A, conservation of the cavity-lining residues in the LplT_Kp model. Residues of LplT_Kp were colored according to conservation scores calculated based on 150 sequence homologs (pairwise sequence identity of 35.2–85.6% with LplT_Kp) identified from the UniRef database using the ConSurf web server (41). The 10 residues were identified as having critical roles in LplT_Kp function are shown in sphere representation. B, multiple sequence alignment of 11 LplT sequences from different representative bacterial genera obtained from the UniProt database showing conservation of the 10 critical residues positions (highlighted using same color grades as described for A).
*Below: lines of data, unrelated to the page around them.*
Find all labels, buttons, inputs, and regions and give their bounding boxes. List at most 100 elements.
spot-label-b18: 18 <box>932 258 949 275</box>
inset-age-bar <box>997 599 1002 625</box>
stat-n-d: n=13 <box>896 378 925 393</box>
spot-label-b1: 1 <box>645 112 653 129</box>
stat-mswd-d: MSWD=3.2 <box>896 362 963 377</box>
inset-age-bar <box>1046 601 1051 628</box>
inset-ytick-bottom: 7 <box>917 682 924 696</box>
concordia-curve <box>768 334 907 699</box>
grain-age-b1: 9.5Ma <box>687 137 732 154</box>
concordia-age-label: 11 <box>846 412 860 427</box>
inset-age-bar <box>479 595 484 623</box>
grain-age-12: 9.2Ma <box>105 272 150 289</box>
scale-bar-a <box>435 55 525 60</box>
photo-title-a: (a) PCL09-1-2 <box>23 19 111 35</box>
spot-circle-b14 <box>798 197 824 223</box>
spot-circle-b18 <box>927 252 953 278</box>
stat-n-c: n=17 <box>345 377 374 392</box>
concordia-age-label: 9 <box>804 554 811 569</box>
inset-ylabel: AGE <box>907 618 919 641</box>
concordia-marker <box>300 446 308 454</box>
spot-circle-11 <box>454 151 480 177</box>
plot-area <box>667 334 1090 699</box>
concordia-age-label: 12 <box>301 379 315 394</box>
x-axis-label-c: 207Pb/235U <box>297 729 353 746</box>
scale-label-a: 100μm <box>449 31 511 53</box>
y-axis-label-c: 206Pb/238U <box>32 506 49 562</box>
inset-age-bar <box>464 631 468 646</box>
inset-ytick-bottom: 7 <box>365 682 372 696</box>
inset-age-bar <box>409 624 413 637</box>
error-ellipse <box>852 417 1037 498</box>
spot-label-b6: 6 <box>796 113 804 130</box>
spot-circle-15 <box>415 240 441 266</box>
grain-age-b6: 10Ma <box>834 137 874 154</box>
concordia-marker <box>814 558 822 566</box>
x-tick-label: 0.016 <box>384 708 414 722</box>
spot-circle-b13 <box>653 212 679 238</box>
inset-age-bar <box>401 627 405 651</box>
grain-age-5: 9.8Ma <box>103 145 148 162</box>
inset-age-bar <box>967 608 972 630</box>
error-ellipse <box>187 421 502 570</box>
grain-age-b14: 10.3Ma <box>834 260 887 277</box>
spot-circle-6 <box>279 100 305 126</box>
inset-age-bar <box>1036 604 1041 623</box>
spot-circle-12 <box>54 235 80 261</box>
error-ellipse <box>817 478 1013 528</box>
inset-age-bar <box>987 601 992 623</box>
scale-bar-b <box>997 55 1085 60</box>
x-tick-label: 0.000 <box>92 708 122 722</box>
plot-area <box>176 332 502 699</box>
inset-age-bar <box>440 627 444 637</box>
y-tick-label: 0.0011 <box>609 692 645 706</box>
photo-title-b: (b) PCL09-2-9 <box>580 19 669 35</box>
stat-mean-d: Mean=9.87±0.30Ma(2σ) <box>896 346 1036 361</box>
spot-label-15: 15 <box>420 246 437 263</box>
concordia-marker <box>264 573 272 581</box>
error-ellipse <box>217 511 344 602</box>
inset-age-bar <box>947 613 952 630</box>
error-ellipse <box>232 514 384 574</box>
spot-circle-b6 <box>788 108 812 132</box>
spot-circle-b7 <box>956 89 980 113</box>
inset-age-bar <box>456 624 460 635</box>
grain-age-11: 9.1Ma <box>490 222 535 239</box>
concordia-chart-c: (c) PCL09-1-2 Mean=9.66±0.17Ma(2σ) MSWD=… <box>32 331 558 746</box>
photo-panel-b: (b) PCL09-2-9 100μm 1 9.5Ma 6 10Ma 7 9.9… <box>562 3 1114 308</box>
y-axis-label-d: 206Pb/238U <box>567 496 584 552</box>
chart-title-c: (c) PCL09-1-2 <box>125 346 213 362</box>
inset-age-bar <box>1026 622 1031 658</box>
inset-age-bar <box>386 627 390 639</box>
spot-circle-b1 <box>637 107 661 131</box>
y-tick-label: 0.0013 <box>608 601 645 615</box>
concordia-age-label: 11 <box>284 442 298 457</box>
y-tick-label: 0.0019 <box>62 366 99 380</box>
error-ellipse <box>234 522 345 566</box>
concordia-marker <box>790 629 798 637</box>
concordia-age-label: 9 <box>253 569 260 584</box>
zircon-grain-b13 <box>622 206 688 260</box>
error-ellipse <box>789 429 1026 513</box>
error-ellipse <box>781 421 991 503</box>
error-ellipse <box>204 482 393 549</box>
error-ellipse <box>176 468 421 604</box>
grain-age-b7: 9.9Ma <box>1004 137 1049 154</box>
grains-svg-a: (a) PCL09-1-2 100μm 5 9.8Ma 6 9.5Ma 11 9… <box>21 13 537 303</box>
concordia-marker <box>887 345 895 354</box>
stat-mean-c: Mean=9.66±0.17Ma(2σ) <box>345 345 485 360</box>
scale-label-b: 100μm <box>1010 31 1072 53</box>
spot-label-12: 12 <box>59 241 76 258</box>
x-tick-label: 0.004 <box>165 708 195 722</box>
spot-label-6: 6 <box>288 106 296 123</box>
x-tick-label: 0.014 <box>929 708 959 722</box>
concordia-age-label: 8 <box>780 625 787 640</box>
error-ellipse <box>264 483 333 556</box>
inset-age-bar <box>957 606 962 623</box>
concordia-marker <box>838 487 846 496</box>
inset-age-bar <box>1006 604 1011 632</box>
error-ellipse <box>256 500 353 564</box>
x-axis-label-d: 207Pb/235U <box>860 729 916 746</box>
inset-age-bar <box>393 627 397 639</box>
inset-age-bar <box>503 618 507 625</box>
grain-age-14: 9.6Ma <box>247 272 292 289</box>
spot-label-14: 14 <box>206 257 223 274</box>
The UniProt IDs of the sequences used for producing the MSA are Escherichia (P39196), Shigella (Q32C86), Salmonella (Q8ZMA5), Yersinia (Q1CFA8), Serratia (A8GII5), Enterobacter (A4WE10), Citrobacter (A8AP55), Pectobacterium (C6DE42), Cronobacter (A7MR37), and Photorhabdus (Q7N7A8). C, the binding conformation of 18:1 LPG (blue) in the central cavity. D, 18:1 LPC (magenta) superimposed on the docked conformation of 18:1 LPE (yellow). The residues interacting with the head group are displayed as sticks.

Figure 7.

LPE acylation assays in LplT_Kp spheroplasts. A, TLC images showing conversion of LPE to PE ± 1% Triton X-100 mediated by LplT_Kp WT and mutants. E. coli ΔlplT harboring empty vector served as (−) control. B, the relative LPE acylation activity (% of WT) of mutants. C, Western blotting of LplT_Kp WT and mutant proteins extracted from spheroplasts and developed using anti-His antibody. The same amount of total protein was loaded in each lane.

Figure 8.

A, the conformations of the acyl chain interaction region. The acyl chain of 18:1 LPE is sandwiched between hydrophobic residues on TM2 and Arg-236 from TM7. The residues are depicted as pink sticks. B, V-shaped grooves between TM2 and -11 (orange dashed lines) and between TM5 and -8 (yellow dashed lines), the potential membrane entry. Residue Ile-148 is displayed as a sphere in magenta. C, TLC images of the total phospholipids extracted from spheroplasts generated from E. coli BL21(DE3) ΔlplT expressing LplT_Kp mutants.

Figure 9.

A, polar residues lining the translocation pathway toward the intracellular side of the membrane. 18:1 LPE is depicted in yellow. B, transport activities of LplT_Kp WT and mutants. 4 μm [³²P]LPE or -LPG was added into spheroplasts for 30 min at 37 °C. Error bars represent S.D. of three replicate experiments.